Dr. de Souza dreads that possibility, haunted by accounts of Italian doctors denying lifesaving resources to older adults or providing inadequate care at overrun hospitals. “I’m asking myself if that’s where we’re going,” she said on Wednesday night. Some patients who were screened and went home have since returned with difficulty breathing, needing to be put on ventilators. “It’s getting really, really more difficult every day.”
The intensive care unit had 18 staffed beds, and it added six more Wednesday night. All are full and about two-thirds of the patients are confirmed or suspected to have coronavirus, according to Dr. James Gasperino, director of critical care services at the hospital.
He said eight more could be made immediately available in the surgical intensive care unit, and more still could be opened up, with additional staffing, in operating rooms, the surgical recovery area and a former intermediate care unit on a different floor.
Patients with the coronavirus who develop pneumonia can often require two to three weeks on a ventilator. “The intensity level is higher,” said Dr. Gasperino, who is also chair of medicine. “It’s harder to oxygenate than your typical flu patient who’s sick.” He added, “The staff is anxious.” So far none of the coronavirus patients requiring ventilators have recovered enough not to need one, although several younger patients were rapidly improving, he said.
Another patient, Dr. Gasperino said, went into cardiac arrest Sunday night, and he and his team were able to bring the person back to life. Four coronavirus patients at the hospital have died, including some whose families opted to withdraw life support.
This week the hospital counted up all the ventilators it had, including anesthesia machines used during surgeries. It found 61 in total. “We’re looking to purchase new ventilators,” Dr. Gasperino said. “We’re looking at one ventilator for two patients,” which some experts believe would be risky and difficult. He said they would need to simulate the process to make sure it worked.
While he hoped to avoid the worst-case scenario, Dr. Gasperino said he and the head of the ethics committee were planning to draft a guideline on how the hospital might ration ventilators, based on published recommendations.
On Tuesday — after 120 swabs from Quest arrived — Lenny Singletary, the hospital’s senior vice president for external affairs, returned the federal test swabs to the city’s department of emergency management, asking half-jokingly if he could trade them for ventilators.

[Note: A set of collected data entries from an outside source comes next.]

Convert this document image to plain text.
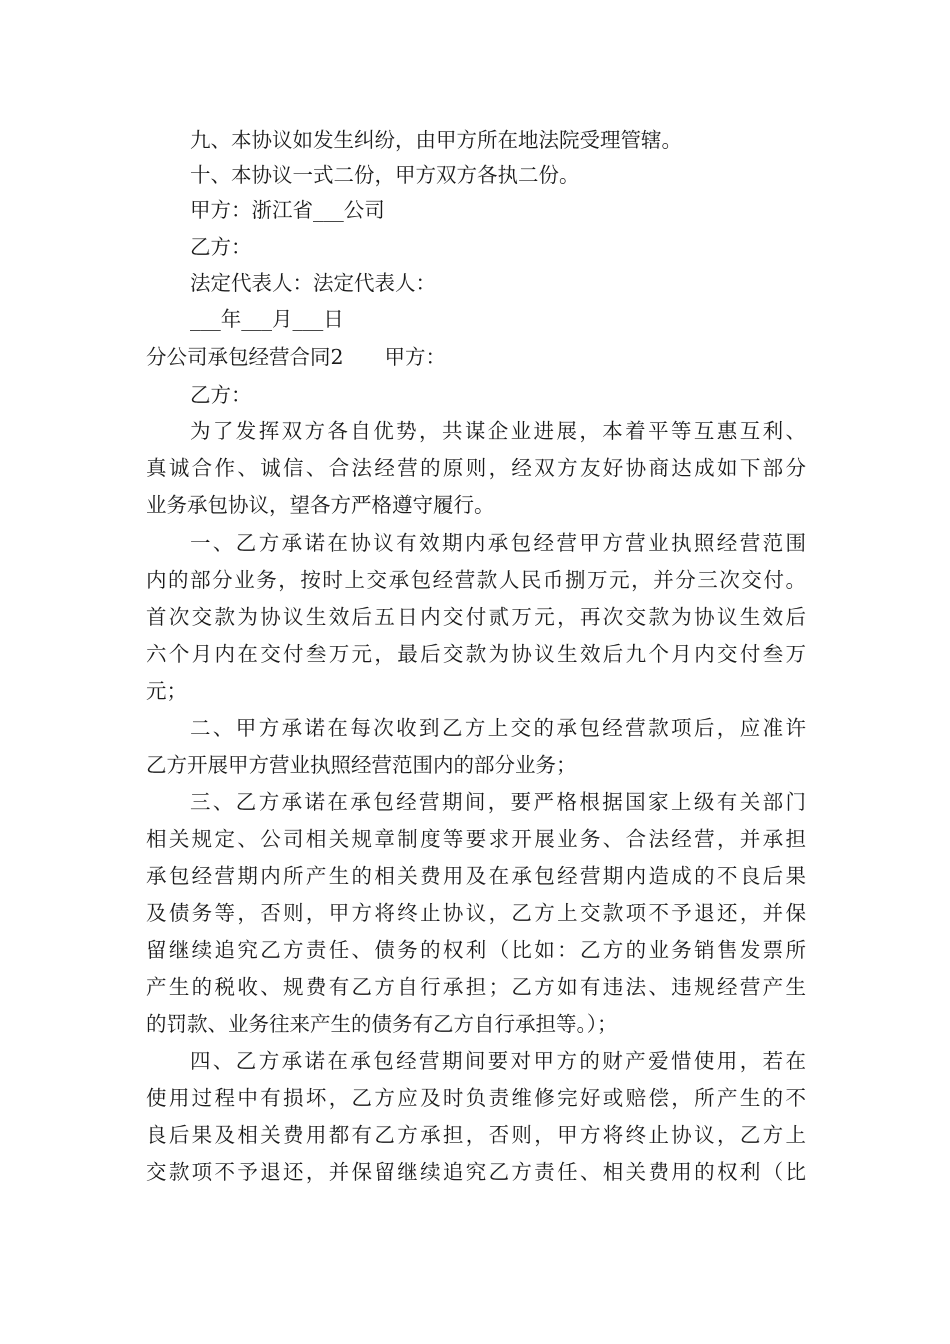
九、本协议如发生纠纷，由甲方所在地法院受理管辖。
十、本协议一式二份，甲方双方各执二份。
甲方：浙江省___公司
乙方：
法定代表人：法定代表人：
___年___月___日
分公司承包经营合同2　　甲方：
乙方：
为了发挥双方各自优势，共谋企业进展，本着平等互惠互利、
真诚合作、诚信、合法经营的原则，经双方友好协商达成如下部分
业务承包协议，望各方严格遵守履行。
一、乙方承诺在协议有效期内承包经营甲方营业执照经营范围
内的部分业务，按时上交承包经营款人民币捌万元，并分三次交付。
首次交款为协议生效后五日内交付贰万元，再次交款为协议生效后
六个月内在交付叁万元，最后交款为协议生效后九个月内交付叁万
元；
二、甲方承诺在每次收到乙方上交的承包经营款项后，应准许
乙方开展甲方营业执照经营范围内的部分业务；
三、乙方承诺在承包经营期间，要严格根据国家上级有关部门
相关规定、公司相关规章制度等要求开展业务、合法经营，并承担
承包经营期内所产生的相关费用及在承包经营期内造成的不良后果
及债务等，否则，甲方将终止协议，乙方上交款项不予退还，并保
留继续追究乙方责任、债务的权利（比如：乙方的业务销售发票所
产生的税收、规费有乙方自行承担；乙方如有违法、违规经营产生
的罚款、业务往来产生的债务有乙方自行承担等。）；
四、乙方承诺在承包经营期间要对甲方的财产爱惜使用，若在
使用过程中有损坏，乙方应及时负责维修完好或赔偿，所产生的不
良后果及相关费用都有乙方承担，否则，甲方将终止协议，乙方上
交款项不予退还，并保留继续追究乙方责任、相关费用的权利（比
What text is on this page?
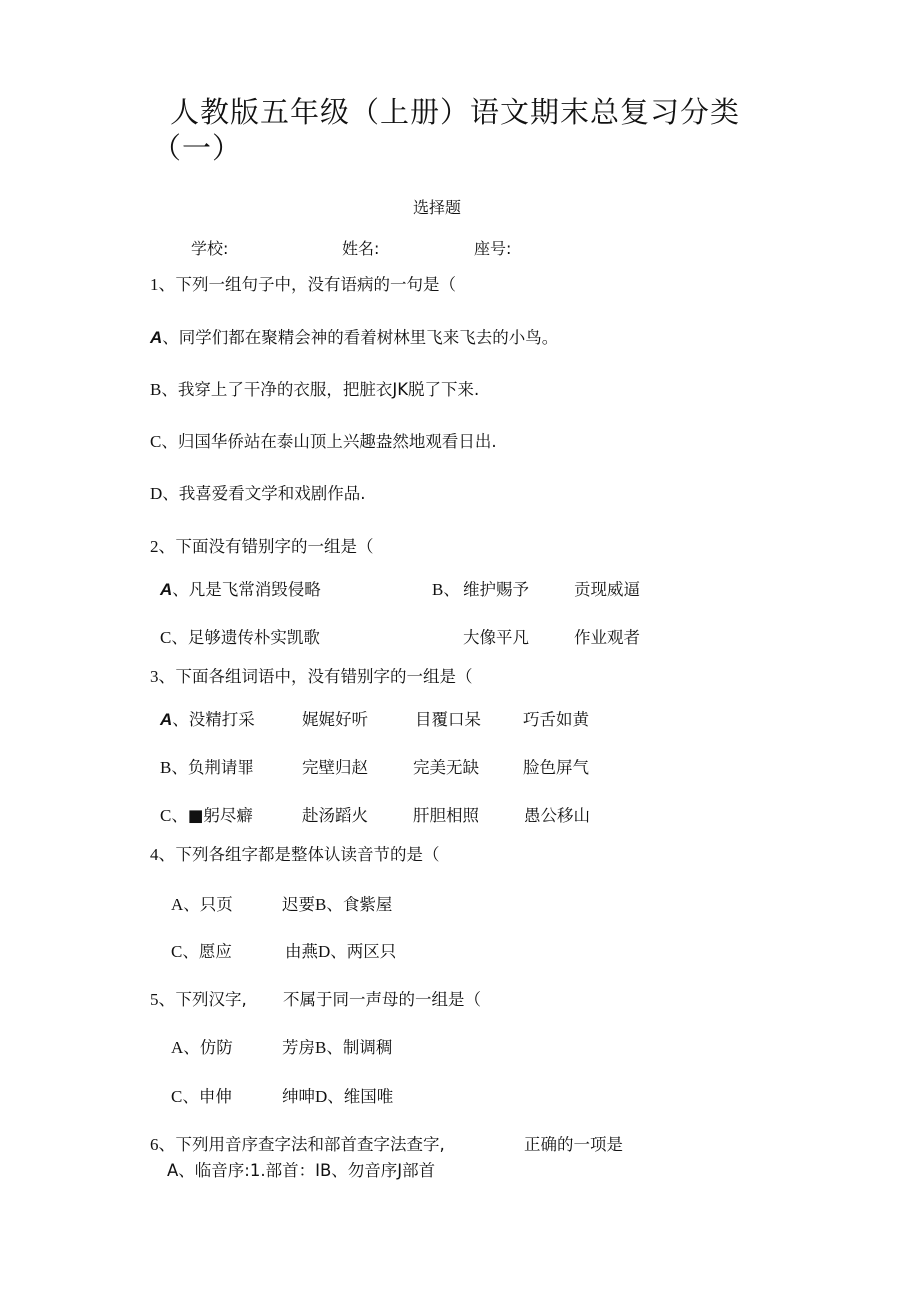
人教版五年级（上册）语文期末总复习分类
（一）
选择题
学校:	姓名:	座号:
1、下列一组句子中，没有语病的一句是（
A、同学们都在聚精会神的看着树林里飞来飞去的小鸟。
B、我穿上了干净的衣服，把脏衣JK脱了下来.
C、归国华侨站在泰山顶上兴趣盎然地观看日出.
D、我喜爱看文学和戏剧作品.
2、下面没有错别字的一组是（
A、凡是飞常消毁侵略	B、 维护赐予	贡现威逼
C、足够遗传朴实凯歌	大像平凡	作业观者
3、下面各组词语中，没有错别字的一组是（
A、没精打采	娓娓好听	目覆口呆	巧舌如黄
B、负荆请罪	完壁归赵	完美无缺	脸色屏气
C、■躬尽癖	赴汤蹈火	肝胆相照	愚公移山
4、下列各组字都是整体认读音节的是（
A、只页	迟要B、食紫屋
C、愿应	由燕D、两区只
5、下列汉字, 不属于同一声母的一组是（
A、仿防	芳房B、制调稠
C、申伸	绅呻D、维国唯
6、下列用音序查字法和部首查字法查字,	正确的一项是
A、临音序:1.部首：IB、勿音序J部首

The next day, he said the hospital accepted 12 ventilators from the emergency management office, St. George’s University and a company, Comprehensive Equipment Management Corporation.
For now, staff members are still pushing to do everything possible. “The hospital cannot close to other patients,” said Mr. Singletary, who grew up in the neighborhood. The medical center cares for children, women having babies, and people having strokes, among others. “You can’t shut down the hospital to treat coronavirus” alone, he said.
And so the staff members continue their work.
“They just take their courage in their hands,” Dr. de Souza said of her team. “They put on their garb and they show up. That’s what they do. Of course they have anxiety, of course they have fear, they’re human. None of us knows where this is taking us. We don’t even know if we might get sick. But none of them so far has defaulted on their duty, their calling.”